From Shadow Segmentation to Shadow Removal
This addresses the data scarcity issue in shadow removal for computer vision applications, offering a more scalable training approach.
The paper tackles the problem of limited paired data for shadow removal by proposing a method that trains using only shadow and non-shadow patches from shadow images, achieving competitive results with state-of-the-art methods that require full paired datasets, and outperforming them in video shadow removal.

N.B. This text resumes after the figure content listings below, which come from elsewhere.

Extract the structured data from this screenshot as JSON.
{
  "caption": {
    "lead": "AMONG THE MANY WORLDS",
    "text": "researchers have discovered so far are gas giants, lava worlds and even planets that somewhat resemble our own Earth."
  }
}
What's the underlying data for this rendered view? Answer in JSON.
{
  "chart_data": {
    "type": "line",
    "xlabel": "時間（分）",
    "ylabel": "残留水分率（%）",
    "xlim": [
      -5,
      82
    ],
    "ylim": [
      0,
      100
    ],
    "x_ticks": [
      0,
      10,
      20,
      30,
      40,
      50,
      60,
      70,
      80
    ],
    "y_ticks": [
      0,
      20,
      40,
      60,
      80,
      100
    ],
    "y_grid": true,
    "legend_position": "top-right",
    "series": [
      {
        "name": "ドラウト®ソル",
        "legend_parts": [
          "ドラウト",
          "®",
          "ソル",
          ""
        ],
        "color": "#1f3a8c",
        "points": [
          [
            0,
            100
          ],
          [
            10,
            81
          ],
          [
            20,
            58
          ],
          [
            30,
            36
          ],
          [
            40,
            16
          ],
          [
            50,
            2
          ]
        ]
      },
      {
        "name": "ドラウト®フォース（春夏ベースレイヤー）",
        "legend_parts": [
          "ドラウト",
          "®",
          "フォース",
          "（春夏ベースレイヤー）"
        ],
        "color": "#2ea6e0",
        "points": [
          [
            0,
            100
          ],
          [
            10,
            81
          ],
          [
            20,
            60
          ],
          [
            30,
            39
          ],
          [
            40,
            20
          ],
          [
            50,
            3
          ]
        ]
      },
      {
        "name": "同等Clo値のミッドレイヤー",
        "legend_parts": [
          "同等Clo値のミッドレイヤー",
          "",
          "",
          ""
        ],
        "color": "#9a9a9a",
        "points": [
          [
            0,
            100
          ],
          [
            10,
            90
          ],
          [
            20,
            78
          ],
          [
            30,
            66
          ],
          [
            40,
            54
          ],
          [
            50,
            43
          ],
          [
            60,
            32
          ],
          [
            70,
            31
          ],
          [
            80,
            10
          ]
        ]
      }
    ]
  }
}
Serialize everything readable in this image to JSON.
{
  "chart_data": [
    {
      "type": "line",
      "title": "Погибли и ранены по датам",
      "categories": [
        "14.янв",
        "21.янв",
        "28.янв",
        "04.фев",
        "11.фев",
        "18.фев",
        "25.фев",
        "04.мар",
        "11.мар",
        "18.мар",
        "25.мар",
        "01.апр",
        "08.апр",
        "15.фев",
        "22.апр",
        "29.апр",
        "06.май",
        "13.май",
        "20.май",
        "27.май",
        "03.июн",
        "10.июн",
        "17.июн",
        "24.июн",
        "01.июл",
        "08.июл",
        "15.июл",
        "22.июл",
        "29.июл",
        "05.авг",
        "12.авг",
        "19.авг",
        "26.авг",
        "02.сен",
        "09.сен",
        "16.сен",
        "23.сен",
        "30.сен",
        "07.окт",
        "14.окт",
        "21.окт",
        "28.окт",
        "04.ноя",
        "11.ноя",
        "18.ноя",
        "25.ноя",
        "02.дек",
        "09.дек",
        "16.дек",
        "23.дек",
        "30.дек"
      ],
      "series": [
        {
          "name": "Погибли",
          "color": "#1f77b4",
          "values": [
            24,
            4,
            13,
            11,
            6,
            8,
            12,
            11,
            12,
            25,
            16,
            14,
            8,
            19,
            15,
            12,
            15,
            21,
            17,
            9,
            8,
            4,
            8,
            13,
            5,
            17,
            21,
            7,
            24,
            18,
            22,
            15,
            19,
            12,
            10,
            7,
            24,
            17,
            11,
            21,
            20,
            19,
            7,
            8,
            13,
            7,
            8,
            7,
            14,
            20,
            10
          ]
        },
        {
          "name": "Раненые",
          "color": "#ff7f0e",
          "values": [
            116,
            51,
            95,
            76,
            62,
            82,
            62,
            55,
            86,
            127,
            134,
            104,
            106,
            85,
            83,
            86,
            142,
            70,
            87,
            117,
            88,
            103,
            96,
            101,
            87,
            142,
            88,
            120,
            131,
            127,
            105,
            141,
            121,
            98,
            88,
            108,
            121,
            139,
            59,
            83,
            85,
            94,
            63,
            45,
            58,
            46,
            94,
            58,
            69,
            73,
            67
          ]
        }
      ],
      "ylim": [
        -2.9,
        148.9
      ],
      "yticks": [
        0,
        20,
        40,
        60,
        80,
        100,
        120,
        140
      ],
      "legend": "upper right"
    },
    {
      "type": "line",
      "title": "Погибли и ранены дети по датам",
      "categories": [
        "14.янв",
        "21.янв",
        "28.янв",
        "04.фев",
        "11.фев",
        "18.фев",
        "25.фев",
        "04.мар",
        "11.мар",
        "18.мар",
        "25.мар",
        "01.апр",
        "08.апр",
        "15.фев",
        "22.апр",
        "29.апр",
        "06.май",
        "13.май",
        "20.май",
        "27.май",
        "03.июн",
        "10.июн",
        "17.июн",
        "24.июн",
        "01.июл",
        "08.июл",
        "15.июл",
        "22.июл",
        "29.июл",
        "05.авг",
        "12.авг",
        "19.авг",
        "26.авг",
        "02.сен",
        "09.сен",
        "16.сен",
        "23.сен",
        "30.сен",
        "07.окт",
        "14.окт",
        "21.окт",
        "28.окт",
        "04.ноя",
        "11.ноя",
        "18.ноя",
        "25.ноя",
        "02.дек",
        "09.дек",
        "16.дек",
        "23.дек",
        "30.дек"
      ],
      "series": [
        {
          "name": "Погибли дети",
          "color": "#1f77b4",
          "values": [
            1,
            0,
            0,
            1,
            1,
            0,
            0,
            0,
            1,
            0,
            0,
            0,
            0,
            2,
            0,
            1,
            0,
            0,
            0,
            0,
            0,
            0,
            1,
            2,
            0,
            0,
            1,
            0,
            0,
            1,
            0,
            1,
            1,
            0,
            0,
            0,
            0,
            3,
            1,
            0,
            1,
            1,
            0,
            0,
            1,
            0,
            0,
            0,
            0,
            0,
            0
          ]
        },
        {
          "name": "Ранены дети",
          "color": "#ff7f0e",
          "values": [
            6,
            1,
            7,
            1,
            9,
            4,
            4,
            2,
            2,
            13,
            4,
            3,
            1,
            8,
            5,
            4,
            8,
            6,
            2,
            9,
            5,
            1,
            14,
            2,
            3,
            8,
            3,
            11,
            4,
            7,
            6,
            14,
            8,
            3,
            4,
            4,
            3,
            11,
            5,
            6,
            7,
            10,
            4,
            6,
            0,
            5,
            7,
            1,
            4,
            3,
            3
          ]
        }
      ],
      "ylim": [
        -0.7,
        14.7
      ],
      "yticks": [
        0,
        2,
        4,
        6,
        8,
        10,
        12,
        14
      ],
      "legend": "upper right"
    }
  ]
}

The requirement for paired shadow and shadow-free images limits the size and diversity of shadow removal datasets and hinders the possibility of training large-scale, robust shadow removal algorithms. We propose a shadow removal method that can be trained using only shadow and non-shadow patches cropped from the shadow images themselves. Our method is trained via an adversarial framework, following a physical model of shadow formation. Our central contribution is a set of physics-based constraints that enables this adversarial training. Our method achieves competitive shadow removal results compared to state-of-the-art methods that are trained with fully paired shadow and shadow-free images. The advantages of our training regime are even more pronounced in shadow removal for videos. Our method can be fine-tuned on a testing video with only the shadow masks generated by a pre-trained shadow detector and outperforms state-of-the-art methods on this challenging test. We illustrate the advantages of our method on our proposed video shadow removal dataset.